We all know that the efficiency of all types of machines is increasing yearly. We need fewer people to produce the same goods. Work time has been reduced in the past 200 years from about 12 hours a day to less then 8 hours per day and the working week from 7 days to 5. We also know that what is abundant has low value.
When a high percentage of unemployment exists, these persons have to look for other means of income. In some countries unemployment compensation works well, but that is not a solution for the long run. Also money can be borrowed from one's family or from neighbors, but in that way they then have extra costs. Finally there is crime, which always increases when there is lack of work.
Possibly the biggest drawback of unemployment is the demoralization of unemployed persons, who feel that they are of no use anymore and that nobody needs them. All this is costly for a society and could be eliminated if we eliminate unemployment. Much more could be said on this point but I believe that we are all aware that large scale unemployment is something we and our society cannot tolerate.
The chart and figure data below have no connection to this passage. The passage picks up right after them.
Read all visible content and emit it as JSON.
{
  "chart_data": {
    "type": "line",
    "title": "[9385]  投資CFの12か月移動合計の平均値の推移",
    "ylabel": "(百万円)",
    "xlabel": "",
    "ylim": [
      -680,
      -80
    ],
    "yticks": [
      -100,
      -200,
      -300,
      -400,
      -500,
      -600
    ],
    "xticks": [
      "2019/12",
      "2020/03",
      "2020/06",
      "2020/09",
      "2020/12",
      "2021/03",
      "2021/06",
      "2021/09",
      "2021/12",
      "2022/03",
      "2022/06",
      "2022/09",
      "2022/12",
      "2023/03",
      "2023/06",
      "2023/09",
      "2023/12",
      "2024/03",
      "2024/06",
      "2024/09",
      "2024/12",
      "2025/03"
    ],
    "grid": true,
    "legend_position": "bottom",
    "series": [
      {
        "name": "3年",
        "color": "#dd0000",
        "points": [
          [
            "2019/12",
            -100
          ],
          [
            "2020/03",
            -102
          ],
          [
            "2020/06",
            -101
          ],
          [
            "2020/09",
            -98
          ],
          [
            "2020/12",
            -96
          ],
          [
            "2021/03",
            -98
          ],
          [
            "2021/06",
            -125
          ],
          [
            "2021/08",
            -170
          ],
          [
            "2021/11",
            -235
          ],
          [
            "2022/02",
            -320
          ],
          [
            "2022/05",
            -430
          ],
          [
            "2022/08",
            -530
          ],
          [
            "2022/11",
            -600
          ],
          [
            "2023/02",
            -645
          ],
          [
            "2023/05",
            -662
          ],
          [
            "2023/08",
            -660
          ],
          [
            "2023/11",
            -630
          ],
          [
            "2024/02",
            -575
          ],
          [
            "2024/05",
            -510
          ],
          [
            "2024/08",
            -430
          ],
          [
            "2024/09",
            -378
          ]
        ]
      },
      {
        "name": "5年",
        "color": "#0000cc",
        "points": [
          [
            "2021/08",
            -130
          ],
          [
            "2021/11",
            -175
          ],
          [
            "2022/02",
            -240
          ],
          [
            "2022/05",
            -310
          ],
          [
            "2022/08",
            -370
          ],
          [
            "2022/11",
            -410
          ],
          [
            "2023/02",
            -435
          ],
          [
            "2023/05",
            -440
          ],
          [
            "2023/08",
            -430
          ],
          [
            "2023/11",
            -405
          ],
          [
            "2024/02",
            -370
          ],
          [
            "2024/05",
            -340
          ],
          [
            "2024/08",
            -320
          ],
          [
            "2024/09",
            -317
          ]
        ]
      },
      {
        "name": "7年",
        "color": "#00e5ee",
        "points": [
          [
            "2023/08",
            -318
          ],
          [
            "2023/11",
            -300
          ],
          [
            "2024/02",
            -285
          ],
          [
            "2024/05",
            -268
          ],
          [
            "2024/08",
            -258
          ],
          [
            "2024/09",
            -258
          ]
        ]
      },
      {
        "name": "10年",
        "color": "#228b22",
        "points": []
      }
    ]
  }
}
The impact of technological progress.
The main reason for the high level of unemployment is technological progress. Don't get me wrong; progress is good and it makes life easier. But if every year we produce the same amount of goods with fewer people in a few years far less working hours are needed to produce all the goods that are required. The historical trend has been to use less and less working hours per week. If we do not continue this trend, the supply of working hours is greater than the demand. An oversupply of working hours means they are worth less, wages and salaries get reduced. Also many persons are out of work; their working hours are no longer needed. Those that are out of work have no income and therefore the demand for goods goes down. With fewer sales, less gets produced, more persons are laid off. This is a vicious circle that accelerates unemployment and produces crime.
The way to stop this and have everybody working, is to continue the historical trend; is to distribute the available work between all persons that want to work. This we can do if each person works fewer hours per week. The Government could level a tax on overtime, be it paid or voluntary, and on hours worked above a certain level per week. If there is, say, 9% unemployment, this level should be 9% less hours per week, than what is worked at present.
Would the enterprises agree to this? By paying no overtime, the labor costs are lower. By having an increased demand for goods, sales and production would be higher. By working many shifts per day, seven days a week, the machines would work always and investment would be lower. Working night hours and weekend hours is not pleasant. But by working fewer hours per week, more hours are available to be with the family, for entertainment, sports and hobbies. Wages and salaries would be higher since there would be no oversupply of working hours.
Some say that by increasing exports we can generate a greater need for working hours. If increased exports are balanced by increased imports, nothing is gained. Hours gained by exports are lost by imports that replace local products.
If exports are not balanced, a local oversupply of foreign currency results, changing the currency relations in the long run, which in turn balances the value of exports with imports.
Some say, create more jobs by creating new products. But people can only buy new products if they have money, and to have more money there must be low unemployment and high salaries.
It is absolutely necessary to eliminate unemployment. This should be done for the benefit of those now unemployed, and also to reduce costs due to unemployment compensation, social disturbances and criminality, and to increase demand and production. For this, the weekly working hours should be reduced until the available work is shared by all. One way to accomplish this, is to create an additional tax to be paid by those enterprises having persons working hours (paid for or voluntary) beyond the "social" working hours.